Well it’s kind of like a big cartoon show isn’t it? No one will do what they say anyway. Monica is still trying to get back at Bill. Sanders had suggested the most appropriate ways to spend public funds but he’s out of the race now.

Can you tell me about the marvelous figurine you just gave me?

Well I had a dream about ten years ago when I was nineteen. I saw a bunch of sinister figures in black robes in a deep forest. They wore masks with cut out eyes and they were on their way somewhere (perhaps to some ritual). At one point they stopped and noticed me; then they just stared at me. It freaked me out. But then they just kept doing what they were doing and walked away.  I made some figurines of them years later.

Some of your work looks like fire.  Can you discuss the role of fire in your art?

I have a hard time drawing fire; I can do it if I take my time. There is one thing I do like doing with fire. I cut out pieces of paper to make a collage and I occasionally set them on fire to produce a warm fluff effect on the paper. It creates an ambience I like. I share the primal fascination that people have with fire. Fire makes me happy which does not mean I like to see it get out of control. It has been used for harm and benefit. The desire for fire is primal that it is almost built into us. I made a Victorian dress with fire where the hands and legs should be. I made some color beads or paint splodges. I also burned part of it to create a slight coffee stain effect.

In the poem “Fire and Ice” Robert Frost equated fire with passion. How do you see it?

It can be good and bad because it can both create and destroy.

I know a film maker who occasionally consumes mushrooms with a Native American group.  He says that he often throws up the whole next day.  Have drugs influenced your art at all?

I sometimes use marijuana before painting, and I occasionally paint on LSD.  People you would not normally expect sometimes do drugs.  I would never do cocaine but I like psychedelics. Pumpkin witch one of my most recent paintings and it came out of drugs and my imagination.  It’s vicious but not exactly hideous.  It was not supposed to be a menstruation image; I just wanted to show blood in general. I wanted to do something different so I did not use paint and marker. I used blood ink as blood,

Can you tell me about your painting called I don’t fucking no?

It’s an abstract [painting]. I didn’t know exactly what it was doing. It has a nihilistic feeling to it.
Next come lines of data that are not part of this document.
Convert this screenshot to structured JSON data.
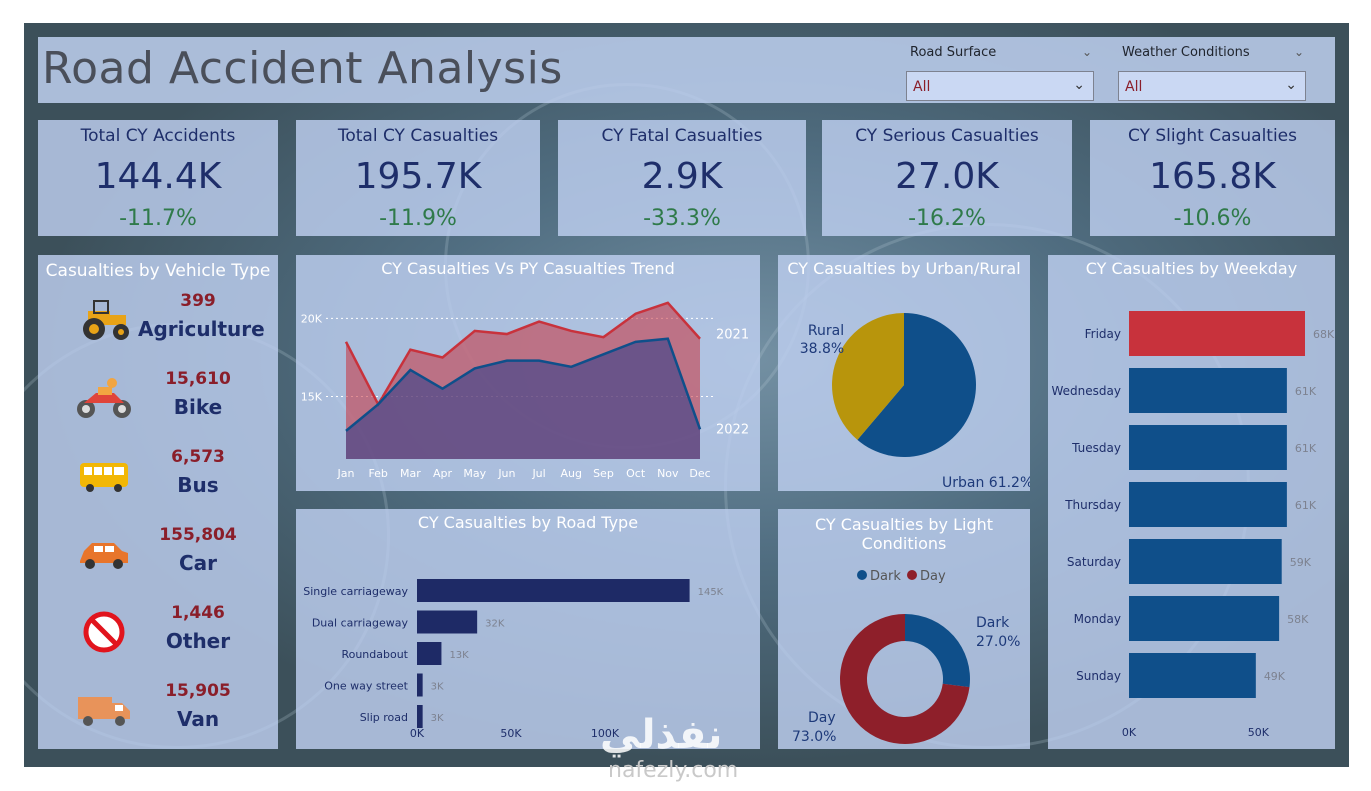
{
  "title": "Road Accident Analysis",
  "filters": [
    {
      "label": "Road Surface",
      "value": "All"
    },
    {
      "label": "Weather Conditions",
      "value": "All"
    }
  ],
  "kpis": [
    {
      "title": "Total CY Accidents",
      "value": "144.4K",
      "change": "-11.7%"
    },
    {
      "title": "Total CY Casualties",
      "value": "195.7K",
      "change": "-11.9%"
    },
    {
      "title": "CY Fatal Casualties",
      "value": "2.9K",
      "change": "-33.3%"
    },
    {
      "title": "CY Serious Casualties",
      "value": "27.0K",
      "change": "-16.2%"
    },
    {
      "title": "CY Slight Casualties",
      "value": "165.8K",
      "change": "-10.6%"
    }
  ],
  "vehicle_panel": {
    "title": "Casualties by Vehicle Type",
    "items": [
      {
        "name": "Agriculture",
        "count": "399",
        "icon": "tractor-icon"
      },
      {
        "name": "Bike",
        "count": "15,610",
        "icon": "motorbike-icon"
      },
      {
        "name": "Bus",
        "count": "6,573",
        "icon": "bus-icon"
      },
      {
        "name": "Car",
        "count": "155,804",
        "icon": "car-icon"
      },
      {
        "name": "Other",
        "count": "1,446",
        "icon": "prohibited-icon"
      },
      {
        "name": "Van",
        "count": "15,905",
        "icon": "van-icon"
      }
    ]
  },
  "watermark": {
    "main": "نفذلي",
    "sub": "nafezly.com"
  },
  "colors": {
    "red": "#c8323c",
    "blue": "#0f4f8a",
    "navy": "#1e2a66",
    "olive": "#b8950c",
    "maroon": "#8e1f2a"
  },
  "chart_data": [
    {
      "type": "area",
      "title": "CY Casualties Vs PY Casualties Trend",
      "categories": [
        "Jan",
        "Feb",
        "Mar",
        "Apr",
        "May",
        "Jun",
        "Jul",
        "Aug",
        "Sep",
        "Oct",
        "Nov",
        "Dec"
      ],
      "yticks": [
        "15K",
        "20K"
      ],
      "ylim": [
        11000,
        21500
      ],
      "series": [
        {
          "name": "2021",
          "values": [
            18500,
            14500,
            18000,
            17500,
            19200,
            19000,
            19800,
            19200,
            18800,
            20300,
            21000,
            18700
          ]
        },
        {
          "name": "2022",
          "values": [
            12800,
            14500,
            16700,
            15500,
            16800,
            17300,
            17300,
            16900,
            17700,
            18500,
            18700,
            12900
          ]
        }
      ]
    },
    {
      "type": "pie",
      "title": "CY Casualties by Urban/Rural",
      "labels": [
        "Urban",
        "Rural"
      ],
      "values": [
        61.2,
        38.8
      ],
      "value_labels": [
        "61.2%",
        "38.8%"
      ]
    },
    {
      "type": "bar",
      "title": "CY Casualties by Road Type",
      "categories": [
        "Single carriageway",
        "Dual carriageway",
        "Roundabout",
        "One way street",
        "Slip road"
      ],
      "values": [
        145,
        32,
        13,
        3,
        3
      ],
      "value_labels": [
        "145K",
        "32K",
        "13K",
        "3K",
        "3K"
      ],
      "xticks": [
        "0K",
        "50K",
        "100K"
      ],
      "xlim": [
        0,
        150
      ]
    },
    {
      "type": "pie",
      "title": "CY Casualties by Light Conditions",
      "legend": [
        "Dark",
        "Day"
      ],
      "labels": [
        "Dark",
        "Day"
      ],
      "values": [
        27.0,
        73.0
      ],
      "value_labels": [
        "27.0%",
        "73.0%"
      ]
    },
    {
      "type": "bar",
      "title": "CY Casualties by Weekday",
      "categories": [
        "Friday",
        "Wednesday",
        "Tuesday",
        "Thursday",
        "Saturday",
        "Monday",
        "Sunday"
      ],
      "values": [
        68,
        61,
        61,
        61,
        59,
        58,
        49
      ],
      "value_labels": [
        "68K",
        "61K",
        "61K",
        "61K",
        "59K",
        "58K",
        "49K"
      ],
      "xticks": [
        "0K",
        "50K"
      ],
      "xlim": [
        0,
        68
      ]
    }
  ]
}
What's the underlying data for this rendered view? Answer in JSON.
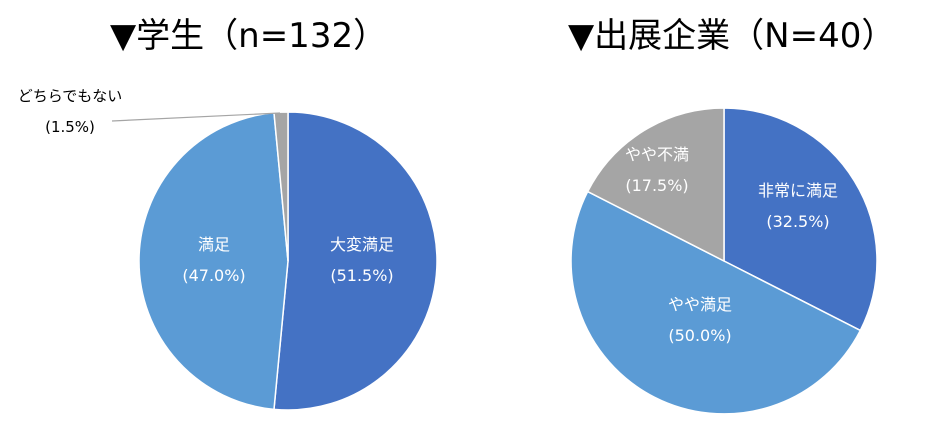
{
  "chart_data": [
    {
      "type": "pie",
      "title": "▼学生（n=132）",
      "slices": [
        {
          "label": "大変満足",
          "pct_label": "(51.5%)",
          "value": 51.5,
          "color": "#4472c4"
        },
        {
          "label": "満足",
          "pct_label": "(47.0%)",
          "value": 47.0,
          "color": "#5b9bd5"
        },
        {
          "label": "どちらでもない",
          "pct_label": "(1.5%)",
          "value": 1.5,
          "color": "#a5a5a5"
        }
      ]
    },
    {
      "type": "pie",
      "title": "▼出展企業（N=40）",
      "slices": [
        {
          "label": "非常に満足",
          "pct_label": "(32.5%)",
          "value": 32.5,
          "color": "#4472c4"
        },
        {
          "label": "やや満足",
          "pct_label": "(50.0%)",
          "value": 50.0,
          "color": "#5b9bd5"
        },
        {
          "label": "やや不満",
          "pct_label": "(17.5%)",
          "value": 17.5,
          "color": "#a5a5a5"
        }
      ]
    }
  ]
}
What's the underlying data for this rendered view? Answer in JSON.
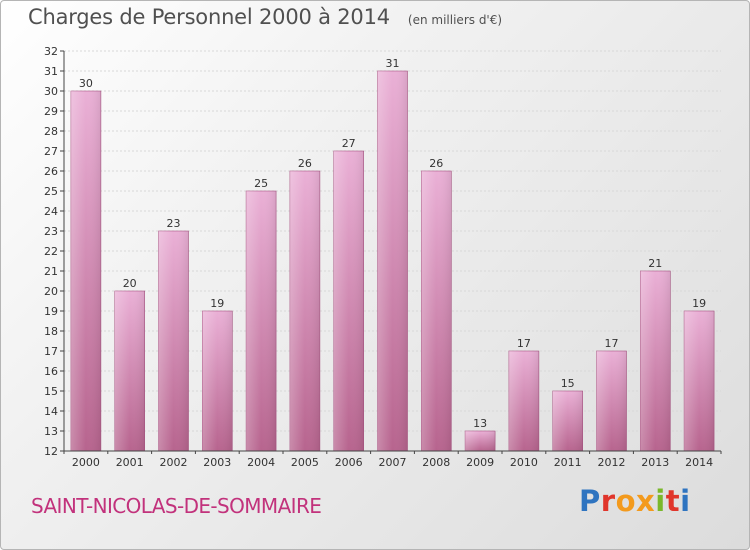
{
  "header": {
    "title": "Charges de Personnel 2000 à 2014",
    "subtitle": "(en milliers d'€)"
  },
  "footer": {
    "place": "SAINT-NICOLAS-DE-SOMMAIRE",
    "brand": "Proxiti"
  },
  "colors": {
    "bar_light": "#eab0d6",
    "bar_dark": "#b7648e",
    "place_text": "#c2327c"
  },
  "chart_data": {
    "type": "bar",
    "categories": [
      "2000",
      "2001",
      "2002",
      "2003",
      "2004",
      "2005",
      "2006",
      "2007",
      "2008",
      "2009",
      "2010",
      "2011",
      "2012",
      "2013",
      "2014"
    ],
    "values": [
      30,
      20,
      23,
      19,
      25,
      26,
      27,
      31,
      26,
      13,
      17,
      15,
      17,
      21,
      19
    ],
    "title": "Charges de Personnel 2000 à 2014",
    "subtitle": "(en milliers d'€)",
    "xlabel": "",
    "ylabel": "",
    "ylim": [
      12,
      32
    ],
    "yticks": [
      12,
      13,
      14,
      15,
      16,
      17,
      18,
      19,
      20,
      21,
      22,
      23,
      24,
      25,
      26,
      27,
      28,
      29,
      30,
      31,
      32
    ],
    "grid": true,
    "legend": "none"
  }
}
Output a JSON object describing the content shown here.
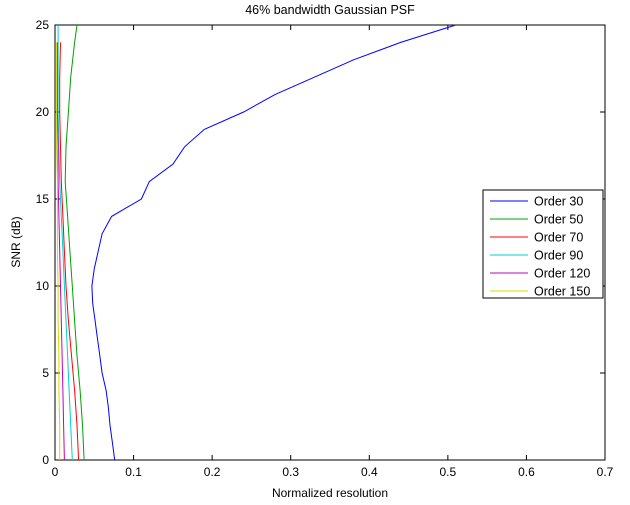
{
  "chart_data": {
    "type": "line",
    "title": "46% bandwidth Gaussian PSF",
    "xlabel": "Normalized resolution",
    "ylabel": "SNR (dB)",
    "xlim": [
      0,
      0.7
    ],
    "ylim": [
      0,
      25
    ],
    "xticks": [
      "0",
      "0.1",
      "0.2",
      "0.3",
      "0.4",
      "0.5",
      "0.6",
      "0.7"
    ],
    "yticks": [
      "0",
      "5",
      "10",
      "15",
      "20",
      "25"
    ],
    "grid": false,
    "legend_position": "right",
    "series": [
      {
        "name": "Order 30",
        "color": "#0000ff",
        "points": [
          [
            0.076,
            0
          ],
          [
            0.073,
            1
          ],
          [
            0.07,
            2
          ],
          [
            0.068,
            3
          ],
          [
            0.065,
            4
          ],
          [
            0.06,
            5
          ],
          [
            0.057,
            6
          ],
          [
            0.054,
            7
          ],
          [
            0.051,
            8
          ],
          [
            0.048,
            9
          ],
          [
            0.047,
            10
          ],
          [
            0.05,
            11
          ],
          [
            0.055,
            12
          ],
          [
            0.06,
            13
          ],
          [
            0.072,
            14
          ],
          [
            0.11,
            15
          ],
          [
            0.12,
            16
          ],
          [
            0.15,
            17
          ],
          [
            0.165,
            18
          ],
          [
            0.19,
            19
          ],
          [
            0.24,
            20
          ],
          [
            0.28,
            21
          ],
          [
            0.33,
            22
          ],
          [
            0.38,
            23
          ],
          [
            0.44,
            24
          ],
          [
            0.51,
            25
          ]
        ]
      },
      {
        "name": "Order 50",
        "color": "#00a000",
        "points": [
          [
            0.037,
            0
          ],
          [
            0.035,
            2
          ],
          [
            0.032,
            4
          ],
          [
            0.028,
            6
          ],
          [
            0.025,
            8
          ],
          [
            0.022,
            10
          ],
          [
            0.019,
            12
          ],
          [
            0.016,
            14
          ],
          [
            0.013,
            16
          ],
          [
            0.014,
            18
          ],
          [
            0.017,
            20
          ],
          [
            0.02,
            22
          ],
          [
            0.025,
            24
          ],
          [
            0.028,
            25
          ]
        ]
      },
      {
        "name": "Order 70",
        "color": "#ff0000",
        "points": [
          [
            0.03,
            0
          ],
          [
            0.028,
            2
          ],
          [
            0.025,
            4
          ],
          [
            0.021,
            6
          ],
          [
            0.017,
            8
          ],
          [
            0.014,
            10
          ],
          [
            0.012,
            12
          ],
          [
            0.01,
            14
          ],
          [
            0.008,
            16
          ],
          [
            0.007,
            18
          ],
          [
            0.006,
            20
          ],
          [
            0.006,
            22
          ],
          [
            0.007,
            24
          ]
        ]
      },
      {
        "name": "Order 90",
        "color": "#00d0d0",
        "points": [
          [
            0.022,
            0
          ],
          [
            0.02,
            2
          ],
          [
            0.018,
            4
          ],
          [
            0.016,
            6
          ],
          [
            0.014,
            8
          ],
          [
            0.012,
            10
          ],
          [
            0.01,
            12
          ],
          [
            0.008,
            14
          ],
          [
            0.006,
            16
          ],
          [
            0.005,
            18
          ],
          [
            0.004,
            20
          ],
          [
            0.004,
            22
          ],
          [
            0.004,
            24
          ],
          [
            0.004,
            25
          ]
        ]
      },
      {
        "name": "Order 120",
        "color": "#c000c0",
        "points": [
          [
            0.012,
            0
          ],
          [
            0.011,
            2
          ],
          [
            0.01,
            4
          ],
          [
            0.009,
            6
          ],
          [
            0.008,
            8
          ],
          [
            0.007,
            10
          ],
          [
            0.006,
            12
          ],
          [
            0.005,
            14
          ],
          [
            0.004,
            16
          ],
          [
            0.004,
            18
          ],
          [
            0.003,
            20
          ],
          [
            0.003,
            22
          ],
          [
            0.003,
            24
          ]
        ]
      },
      {
        "name": "Order 150",
        "color": "#d8d800",
        "points": [
          [
            0.006,
            0
          ],
          [
            0.006,
            2
          ],
          [
            0.005,
            4
          ],
          [
            0.005,
            6
          ],
          [
            0.004,
            8
          ],
          [
            0.004,
            10
          ],
          [
            0.003,
            12
          ],
          [
            0.003,
            14
          ],
          [
            0.003,
            16
          ],
          [
            0.002,
            18
          ],
          [
            0.002,
            20
          ],
          [
            0.002,
            22
          ],
          [
            0.002,
            24
          ]
        ]
      }
    ]
  }
}
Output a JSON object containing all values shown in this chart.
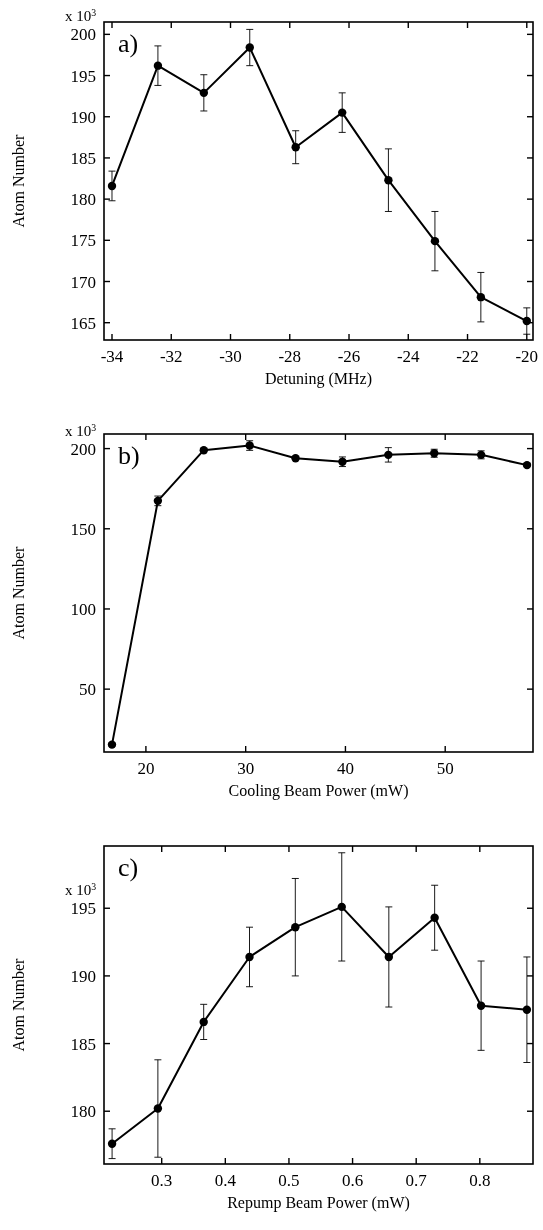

Can you discuss your technique?

Some pieces take longer than others. I like to take my time but I put more effort into the abstracts, taking effort in choosing the color before I smear it on my hands.

Can you tell me about the Bones and Cones show plus your other upcoming shows?

The Bones and Cones show was very a positive experience although I did not make money.  I hope to keep in touch with the curators, Kennedy Coldforge and Jennifer Anne Buckley. The other vendors were just amazing. I talked to some old   friends I had not seen for a while. I ran into Scary Lady Sarah; it’s been a year since I saw her. I met her when I was 18. I checked out her show Nocturna and I liked it. Everyone has a little dark side, and she was very welcoming. She put on a great DJ set which was very Halloween oriented. I would be very interested in participating if they have the Bones and Cones show again. I’m sure that I will take part in the monthly show at the EXIT called Mischief. I hope to be a regular contributor.